The Diocese Of California Then And Now
The DAG was established in 1938 and has served the diocese for just over 80 years. DAG has helped set up new churches and their altar guilds, equipped chaplains going to WWII, Korea and Vietnam. It served congregational altar guilds as they lived through the culture changes of the 1960s and 70s and the digital revolution and the transformations it brought of the 80s, 90s and 2000s.

Some have written that altar guilds are the preparers and keepers of the timeless worship and ancient traditions of our episcopal church. We also reflect in our ministry the realities of our time and context, and the adaptations we make as we live into our ministries through the decades and centuries.

Altar guilds may be the mediators between the timelessness of our traditions and worship and the calls of new centuries. The Diocesan Altar Guild meets as a community, face-to-face, to learn; worship; work together in the face of declining numbers; to reflect ethnic and cultural diversity and the current  digital social norms of separateness and loneliness.

Is it time to re-imagine this ministry or to conclude it?

The Concept Of Liminal Space

Liminal spaces is a phrase is being used in sermons and presentations to describe special places where the veil between reality and the holy is lifted, when it becomes thin, more permeable and we experience the presence of God. These liminal spaces can be felt on mountain-tops, by the sea, in the woods.
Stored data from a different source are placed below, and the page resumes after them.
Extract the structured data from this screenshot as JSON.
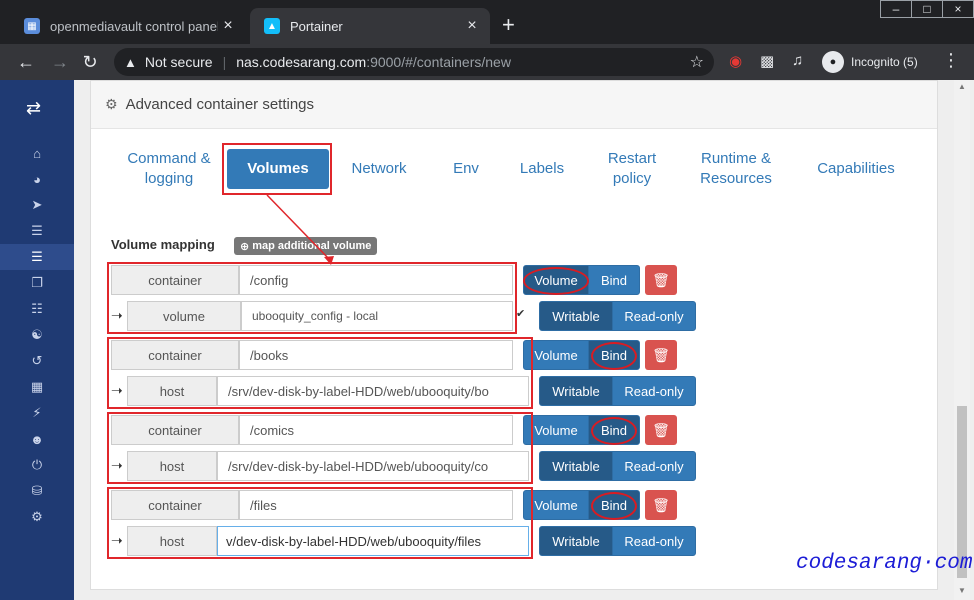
{
  "browser": {
    "tabs": [
      {
        "title": "openmediavault control panel - •",
        "icon": "omv-icon"
      },
      {
        "title": "Portainer",
        "icon": "portainer-icon"
      }
    ],
    "address": {
      "security": "Not secure",
      "host": "nas.codesarang.com",
      "path": ":9000/#/containers/new"
    },
    "incognito_label": "Incognito (5)"
  },
  "panel": {
    "title": "Advanced container settings"
  },
  "tabs": [
    {
      "label": "Command & logging"
    },
    {
      "label": "Volumes"
    },
    {
      "label": "Network"
    },
    {
      "label": "Env"
    },
    {
      "label": "Labels"
    },
    {
      "label": "Restart policy"
    },
    {
      "label": "Runtime & Resources"
    },
    {
      "label": "Capabilities"
    }
  ],
  "volume_mapping": {
    "title": "Volume mapping",
    "add_button": "map additional volume",
    "mappings": [
      {
        "container_label": "container",
        "container_path": "/config",
        "mode_volume": "Volume",
        "mode_bind": "Bind",
        "source_label": "volume",
        "source_value": "ubooquity_config - local",
        "writable": "Writable",
        "readonly": "Read-only"
      },
      {
        "container_label": "container",
        "container_path": "/books",
        "mode_volume": "Volume",
        "mode_bind": "Bind",
        "source_label": "host",
        "source_value": "/srv/dev-disk-by-label-HDD/web/ubooquity/bo",
        "writable": "Writable",
        "readonly": "Read-only"
      },
      {
        "container_label": "container",
        "container_path": "/comics",
        "mode_volume": "Volume",
        "mode_bind": "Bind",
        "source_label": "host",
        "source_value": "/srv/dev-disk-by-label-HDD/web/ubooquity/co",
        "writable": "Writable",
        "readonly": "Read-only"
      },
      {
        "container_label": "container",
        "container_path": "/files",
        "mode_volume": "Volume",
        "mode_bind": "Bind",
        "source_label": "host",
        "source_value": "v/dev-disk-by-label-HDD/web/ubooquity/files",
        "writable": "Writable",
        "readonly": "Read-only"
      }
    ]
  },
  "watermark": "codesarang·com",
  "colors": {
    "primary": "#337ab7",
    "danger": "#d9534f",
    "sidebar": "#1f3a73",
    "annotation": "#e0262b"
  }
}
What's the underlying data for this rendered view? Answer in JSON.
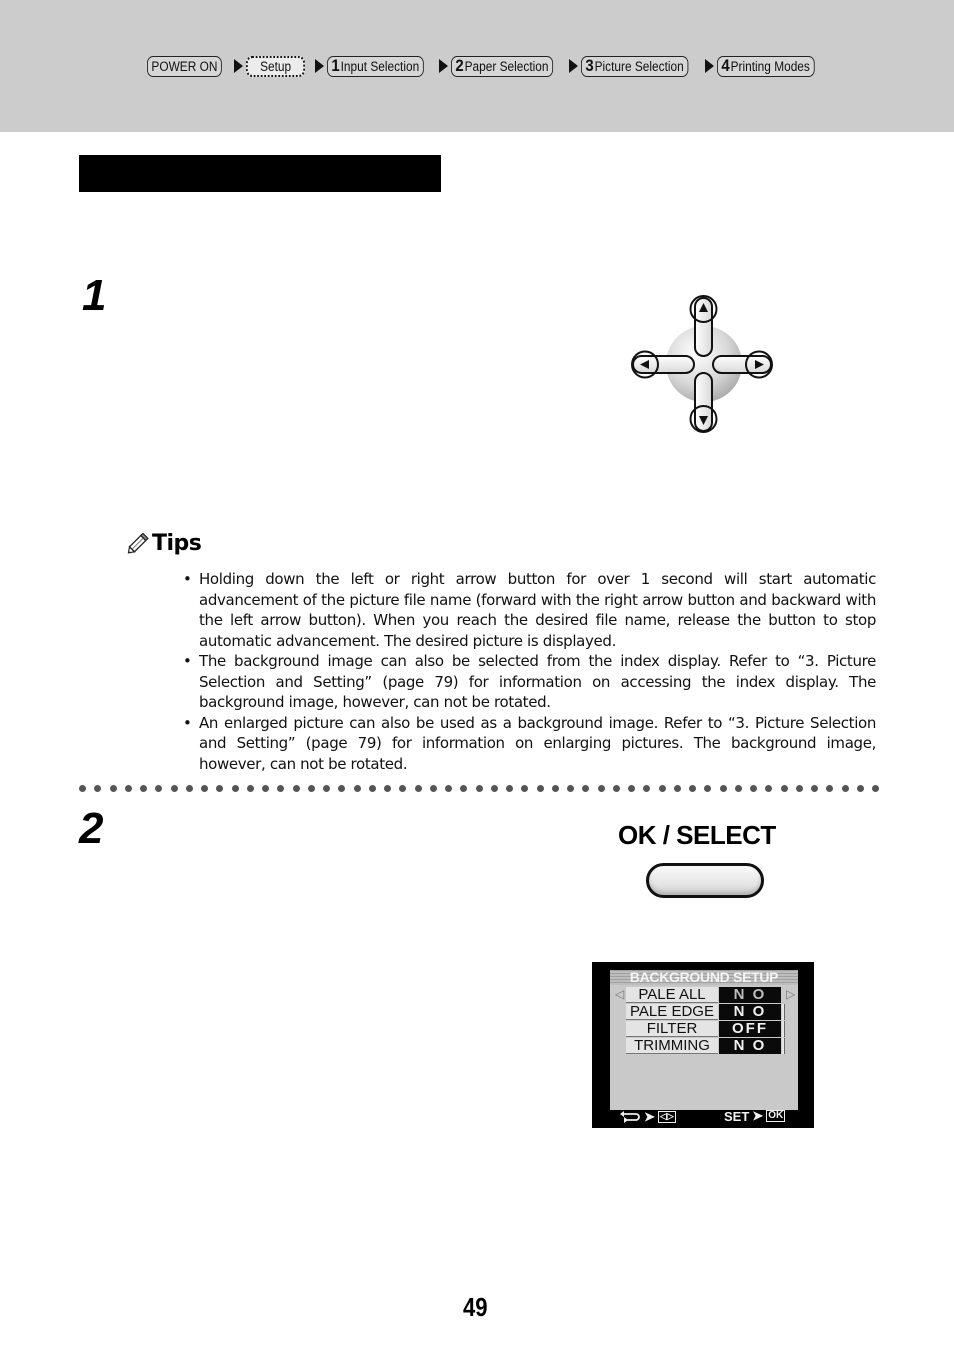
{
  "breadcrumb": {
    "items": [
      {
        "num": "",
        "label": "POWER ON",
        "style": "solid"
      },
      {
        "num": "",
        "label": "Setup",
        "style": "dashed"
      },
      {
        "num": "1",
        "label": "Input Selection",
        "style": "solid"
      },
      {
        "num": "2",
        "label": "Paper Selection",
        "style": "solid"
      },
      {
        "num": "3",
        "label": "Picture Selection",
        "style": "solid"
      },
      {
        "num": "4",
        "label": "Printing Modes",
        "style": "solid"
      }
    ]
  },
  "colors": {
    "header_band": "#cccccc",
    "title_bar": "#000000",
    "separator_dots": "#555555"
  },
  "steps": [
    {
      "number": "1"
    },
    {
      "number": "2"
    }
  ],
  "arrow_pad": {
    "icons": [
      "up-arrow-button",
      "down-arrow-button",
      "left-arrow-button",
      "right-arrow-button"
    ]
  },
  "tips": {
    "heading": "Tips",
    "icon": "pencil-icon",
    "items": [
      "Holding down the left or right arrow button for over 1 second will start automatic advancement of the picture file name (forward with the right arrow button and backward with the left arrow button). When you reach the desired file name, release the button to stop automatic advancement. The desired picture is displayed.",
      "The background image can also be selected from the index display. Refer to “3. Picture Selection and Setting” (page 79) for information on accessing the index display. The background image, however, can not be rotated.",
      "An enlarged picture can also be used as a background image. Refer to “3. Picture Selection  and Setting” (page 79) for information on enlarging pictures. The background image, however, can not be rotated."
    ]
  },
  "ok_select": {
    "label": "OK / SELECT"
  },
  "lcd": {
    "title": "BACKGROUND SETUP",
    "rows": [
      {
        "label": "PALE ALL",
        "value": "N O"
      },
      {
        "label": "PALE EDGE",
        "value": "N O"
      },
      {
        "label": "FILTER",
        "value": "OFF"
      },
      {
        "label": "TRIMMING",
        "value": "N O"
      }
    ],
    "footer_left_box": "◁▷",
    "footer_right_label": "SET",
    "footer_ok": "OK"
  },
  "page_number": "49"
}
A sense of sacred and the presence of God can be felt looking at art, listening to music and especially working in the chancel and at the altar.

We see liminal space being created by the altar guild and clergy working closely together so the sense of reality is suspended to make room for the sacred, for God’s presence.

The sense of suspending the real world and entering into a special place where we experience the presence of God is accomplished by the altar guild and clergy working together so the service proceeds smoothly and beautifully with all things in their expected places with nothing to interrupt the sense of unfolding mystery.  The sense of suspended reality begins with the procession, cross, vestments, and choir accompanied  by music moving down the aisle to the chancel where we hear the Word of God. We are led further into the sacred liminal space of worship at the altar set for Eucharist where we experience the presence of God. Then we recess up the aisle and back out into the real world charged with inspiration about how we are to serve God in the world.